Here is his presenting ECG:

 The answer is below:

It is ventricular tachycardia with 1:1 retrograde conduction to the atria and also with electrical alternans.  The small drawn circles, which appear to be p-waves, are not actually the p-waves.  Rather, the small negative deflection following these circles (narrow black arrows along the lead II rhythm strip at the bottom), are retrograde p-waves.  They are negative because of the retrograde conduction.  The alternate QRS has a negative p-wave that is buried in the negative T-wave (green arrow).  These p-waves are upright in aVR (see the blue arrows, and red arrow for the alternate QRS)  Also, the retrograde p-wave can be seen in V1 (purple arrow).

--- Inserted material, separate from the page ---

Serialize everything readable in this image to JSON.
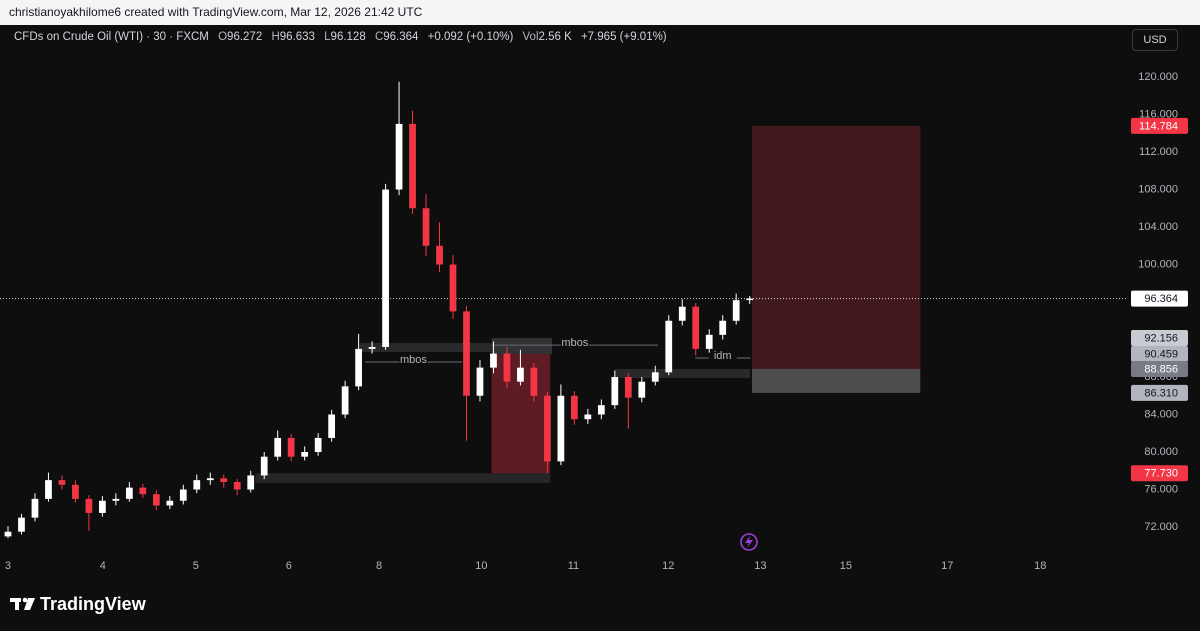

As for repolarization, there is ST elevation in V2-V4 (thick black arrow) diagnostic of MI.  It looks like it is old MI, not acute (see discussions of LV aneurysm on other posts).  Of course, these discussions apply to normal conduction, not normally to ventricular tachycardia.  But in this case it is fair to say that the ST segments are a result of MI [almost certainly old MI (which also fits the patient’s history), possibly acute] rather than being due to the abnormal QRS.